Determine whether for the series of independent random variables any (either weak or strong) Law of large numbers is true. The variables are defined as below: $$P(X_k=2^k)=P(X_k=-2^k)=\frac{1}{2}.$$ I thought of using the following theorem: $$\text{For the series of random variables }\{X_n\}_{n=1}^{\infty}\text{, where }\mathbf EX_n<\infty\text{, the strong / weak law of large numbers is true}\iff \frac{\sum_{i=1}^{n}X_i-\sum_{i=1}^n\mathbf EX_i}{n}\text{ converges almost surely / converges in probability towards 0}$$
Firstly, I found the expected value of each variable and it's $0$, therefore $$\sum_{i=1}^n\mathbf EX_i=0$$ for every natural n, and $$\mathbf Var(X_k)=2^{2k}.$$
For the weak law I tried using Markov's inequality, to simply determine that $$\forall \epsilon >0\quad \lim \limits_{n \to \infty }P(\lvert\frac{1}{n}\sum_{i=1}^{n}X_i\rvert>\epsilon)=0,$$ but all I got was that's just smaller than infinity, which gave me nothing.
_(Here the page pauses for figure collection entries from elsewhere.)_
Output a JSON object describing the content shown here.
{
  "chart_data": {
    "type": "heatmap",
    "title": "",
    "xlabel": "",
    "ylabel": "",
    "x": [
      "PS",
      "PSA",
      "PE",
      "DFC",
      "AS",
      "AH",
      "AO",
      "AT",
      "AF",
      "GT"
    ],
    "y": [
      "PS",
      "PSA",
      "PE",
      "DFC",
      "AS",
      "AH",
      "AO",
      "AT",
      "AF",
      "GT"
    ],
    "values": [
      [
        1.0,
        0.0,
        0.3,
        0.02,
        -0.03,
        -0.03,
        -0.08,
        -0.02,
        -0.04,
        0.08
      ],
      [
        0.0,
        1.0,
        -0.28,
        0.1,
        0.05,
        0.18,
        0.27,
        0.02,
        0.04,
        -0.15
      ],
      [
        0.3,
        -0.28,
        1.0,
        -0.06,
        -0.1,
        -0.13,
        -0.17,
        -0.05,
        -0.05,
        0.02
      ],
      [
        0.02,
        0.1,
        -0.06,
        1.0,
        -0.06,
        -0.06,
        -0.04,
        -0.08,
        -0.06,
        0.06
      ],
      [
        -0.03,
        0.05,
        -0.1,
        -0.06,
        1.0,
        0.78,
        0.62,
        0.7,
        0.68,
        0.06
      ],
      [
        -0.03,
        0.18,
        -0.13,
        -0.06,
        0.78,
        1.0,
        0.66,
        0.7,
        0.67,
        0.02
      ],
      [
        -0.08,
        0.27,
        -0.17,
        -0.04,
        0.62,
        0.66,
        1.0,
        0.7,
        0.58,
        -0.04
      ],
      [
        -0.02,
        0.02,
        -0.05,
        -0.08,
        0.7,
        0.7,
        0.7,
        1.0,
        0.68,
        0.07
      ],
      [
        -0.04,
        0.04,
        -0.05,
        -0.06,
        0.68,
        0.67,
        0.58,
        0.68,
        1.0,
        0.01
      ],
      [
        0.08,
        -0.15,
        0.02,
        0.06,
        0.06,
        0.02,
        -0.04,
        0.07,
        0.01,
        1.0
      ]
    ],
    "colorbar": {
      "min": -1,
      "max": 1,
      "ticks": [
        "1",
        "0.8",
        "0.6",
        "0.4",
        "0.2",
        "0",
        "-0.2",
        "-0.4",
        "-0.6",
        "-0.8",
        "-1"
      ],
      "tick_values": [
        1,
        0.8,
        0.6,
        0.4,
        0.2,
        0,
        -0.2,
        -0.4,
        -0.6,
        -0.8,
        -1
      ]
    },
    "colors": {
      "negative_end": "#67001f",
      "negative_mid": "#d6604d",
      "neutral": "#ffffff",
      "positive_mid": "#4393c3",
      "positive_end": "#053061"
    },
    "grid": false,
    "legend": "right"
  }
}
For the strong law I tried finding the limit of $$\frac{1}{n}\sum_{i=1}^{n}X_i,$$ but can't seem to prove or disprove that it's 0.
It would be great to receive some help from you.
Let $S_n=X_1+X_2+...+X_n$. If $\frac {S_n} n$ converges in probability then $\frac {X_n} n$ converges to $0$ in probability. But $P\{|\frac {X_n} n|>1\} \geq P\{X_n =2^{n}\} =1/2$ if $n$ is so large that $2^{n} >n$. Hence weak law does not hold. [For the first step use: $\frac {X_n} n=\frac {S_n-S_{n-1}} n= \frac {S_n} n- \frac {n-1} n \frac {S_{n-1}} {n-1}$].